2. How are you compensated?

Seems like a simple enough question, no? It is, and it’s important. Understanding how advisors are paid is key to understanding any underlying conflicts of interest. Fee-only is typically the direction you will want to go in, and always be weary of underlying commissions or sales incentives. No matter how an advisor is paid it’s difficult to avoid all conflicts of interest, but knowing how an advisor gets paid from the relationship will at least make any conflict transparent if it hasn’t already been disclosed. As a general rule of thumb, fee-only advisors typically act as a fiduciary.

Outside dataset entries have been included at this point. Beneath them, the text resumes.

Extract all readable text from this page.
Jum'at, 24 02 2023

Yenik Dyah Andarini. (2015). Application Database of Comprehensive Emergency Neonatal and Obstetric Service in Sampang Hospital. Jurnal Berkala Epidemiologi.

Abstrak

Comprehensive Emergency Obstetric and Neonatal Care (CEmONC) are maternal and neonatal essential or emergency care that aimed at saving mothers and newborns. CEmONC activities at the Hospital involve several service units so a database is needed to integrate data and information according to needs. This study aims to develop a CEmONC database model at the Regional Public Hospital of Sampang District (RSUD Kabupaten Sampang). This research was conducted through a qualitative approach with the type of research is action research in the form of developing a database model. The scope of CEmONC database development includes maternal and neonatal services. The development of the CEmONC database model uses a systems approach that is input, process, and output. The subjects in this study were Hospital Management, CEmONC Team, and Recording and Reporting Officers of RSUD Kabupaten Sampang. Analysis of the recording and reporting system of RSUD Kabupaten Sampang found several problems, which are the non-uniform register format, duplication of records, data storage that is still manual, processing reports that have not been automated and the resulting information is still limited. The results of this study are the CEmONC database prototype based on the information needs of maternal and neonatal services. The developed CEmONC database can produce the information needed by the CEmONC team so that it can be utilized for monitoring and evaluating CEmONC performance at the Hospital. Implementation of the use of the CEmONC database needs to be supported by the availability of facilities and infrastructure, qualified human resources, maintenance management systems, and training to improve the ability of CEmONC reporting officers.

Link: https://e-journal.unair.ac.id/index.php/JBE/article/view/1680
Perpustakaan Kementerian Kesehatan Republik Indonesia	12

3. What is your advisor-to-client ratio?

This is important to understand the nature of the advisors relationship with his clients and the expectations moving forward. A lower ratio of clients-to-advisor isn’t necessarily better, yet it will give you an indication of how many relationships the advisor needs to service and the type of depth they may be able to get into with you the client.


4. Who owns the firm?

This is probably more important than you may realize. The ownership structure doesn’t necessarily make one advisor better than the other, however it’s important to know what is most important within the firm and who is most interested in the bottom line. If you are working with an advisor of a publicly traded company, that company is actually required to act in the best interest of its shareholders and the company’s financials. Why is this important? Well the way advisors at this type of firm may work with clients could be putting the company's bottom line ahead of their clients (sorry Wells Fargo). You may also have a situation where a Private Equity firm buys a piece of a larger RIA business. If this is the case, again it doesn’t diminish the role of the advisor who works there, however it could effect the overall company culture and what drives “success” within the firm. It can be a cutthroat culture squeezing every dollar out of the bottom line. While ownership isn’t the end all be all, it is important to know how the firm is structured and what drives business decisions.

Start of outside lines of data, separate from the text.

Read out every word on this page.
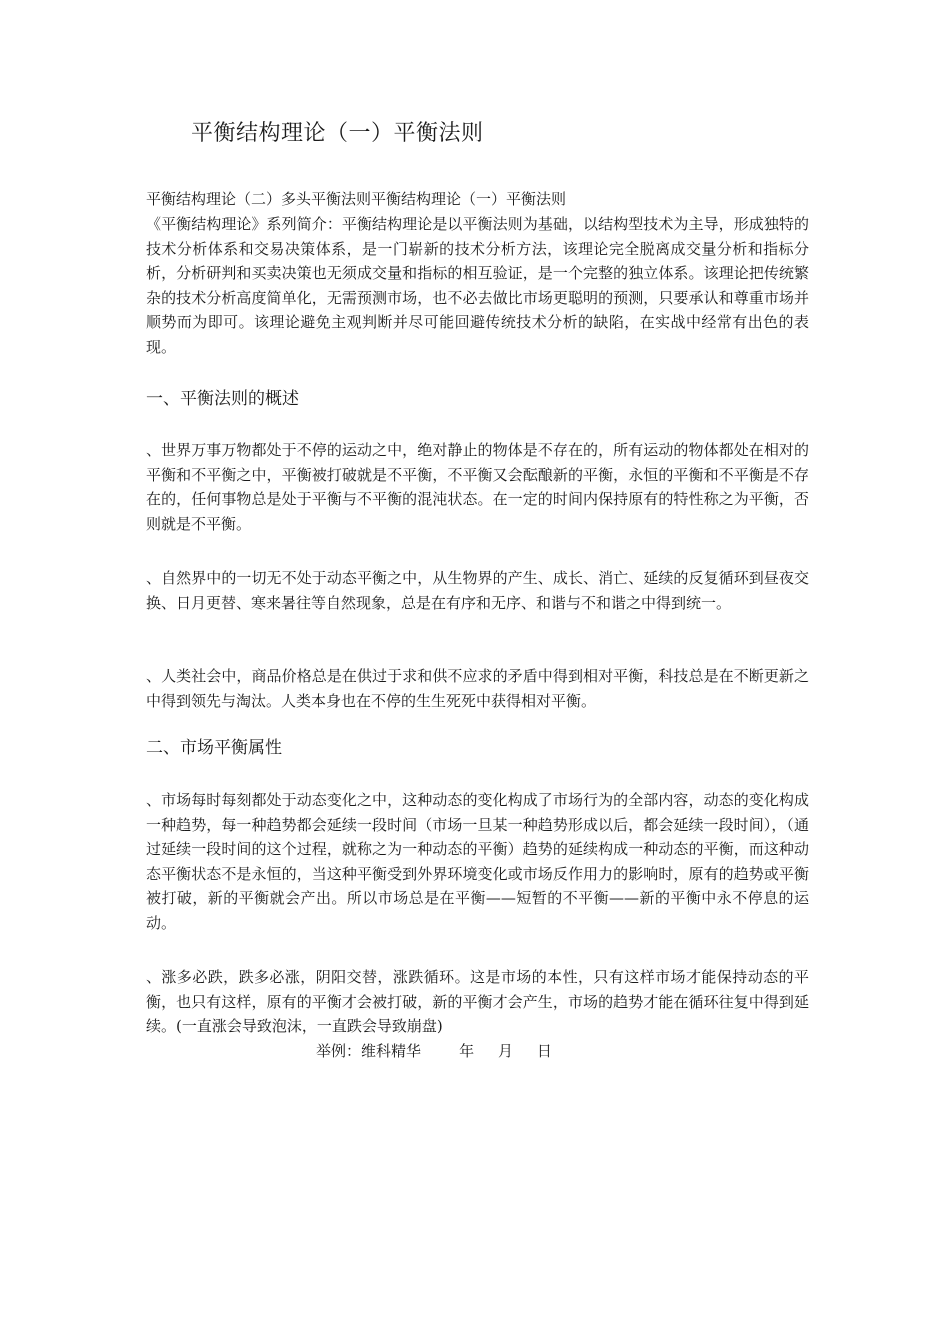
平衡结构理论（一）平衡法则
平衡结构理论（二）多头平衡法则平衡结构理论（一）平衡法则
《平衡结构理论》系列简介：平衡结构理论是以平衡法则为基础，以结构型技术为主导，形成独特的技术分析体系和交易决策体系，是一门崭新的技术分析方法，该理论完全脱离成交量分析和指标分析，分析研判和买卖决策也无须成交量和指标的相互验证，是一个完整的独立体系。该理论把传统繁杂的技术分析高度简单化，无需预测市场，也不必去做比市场更聪明的预测，只要承认和尊重市场并顺势而为即可。该理论避免主观判断并尽可能回避传统技术分析的缺陷，在实战中经常有出色的表现。
一、平衡法则的概述
、世界万事万物都处于不停的运动之中，绝对静止的物体是不存在的，所有运动的物体都处在相对的平衡和不平衡之中，平衡被打破就是不平衡，不平衡又会酝酿新的平衡，永恒的平衡和不平衡是不存在的，任何事物总是处于平衡与不平衡的混沌状态。在一定的时间内保持原有的特性称之为平衡，否则就是不平衡。
、自然界中的一切无不处于动态平衡之中，从生物界的产生、成长、消亡、延续的反复循环到昼夜交换、日月更替、寒来暑往等自然现象，总是在有序和无序、和谐与不和谐之中得到统一。
、人类社会中，商品价格总是在供过于求和供不应求的矛盾中得到相对平衡，科技总是在不断更新之中得到领先与淘汰。人类本身也在不停的生生死死中获得相对平衡。
二、市场平衡属性
、市场每时每刻都处于动态变化之中，这种动态的变化构成了市场行为的全部内容，动态的变化构成一种趋势，每一种趋势都会延续一段时间（市场一旦某一种趋势形成以后，都会延续一段时间），（通过延续一段时间的这个过程，就称之为一种动态的平衡）趋势的延续构成一种动态的平衡，而这种动态平衡状态不是永恒的，当这种平衡受到外界环境变化或市场反作用力的影响时，原有的趋势或平衡被打破，新的平衡就会产出。所以市场总是在平衡——短暂的不平衡——新的平衡中永不停息的运动。
、涨多必跌，跌多必涨，阴阳交替，涨跌循环。这是市场的本性，只有这样市场才能保持动态的平衡，也只有这样，原有的平衡才会被打破，新的平衡才会产生，市场的趋势才能在循环往复中得到延续。(一直涨会导致泡沫，一直跌会导致崩盘)
举例：维科精华        年     月     日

5. Is there a succession plan?

Through the years I’ve successfully onboarded many clients who came from another firm, usually larger brokerage firms, who had worked with an advisor for years and all of a sudden found themselves working with the “successor.” Because they were coming to us, the successor they were left working with was someone they barely knew. Many times they never met before due to a unplanned or immediate succession plan within the firm - whether through a retirement or sudden need to stop working. It’s hard to build trust with someone you don’t know and understanding the firms succession / backup plan is critical for the long-term relationship you are hoping to forge.


6. What is your investment philosophy (and making sure it aligns with yours)?

Most financial advisors will be working in a capacity of investing your assets. It’s critical that your investment philosophy aligns with your advisor. There are many ways to manage a portfolio, and frankly at the end of the day if the advisor has a long-term perspective in mind, most similarly allocated strategies will probably perform relatively close over time. It is important that from the start your philosophy and values of investing align with your advisor to set the appropriate tone and expectations for the future. Expectations are everything here - this needs to be a two way street and hopefully the advisor you are working with sets expectations, as well as asks you about yours.


7. What are your planning services and capabilities?

Many advisors these days will set you up in a vanilla portfolio of ETFs, never touch them, and forget to do any real financial planning with you. Make sure that when you start the relationship, you get a feel for the types of services outside of investment management you can expect. Ask what a typical financial planning engagement looks like and the types of advice and services they provide. If it’s an important element of the firm, it should come through with the advisors response to these questions.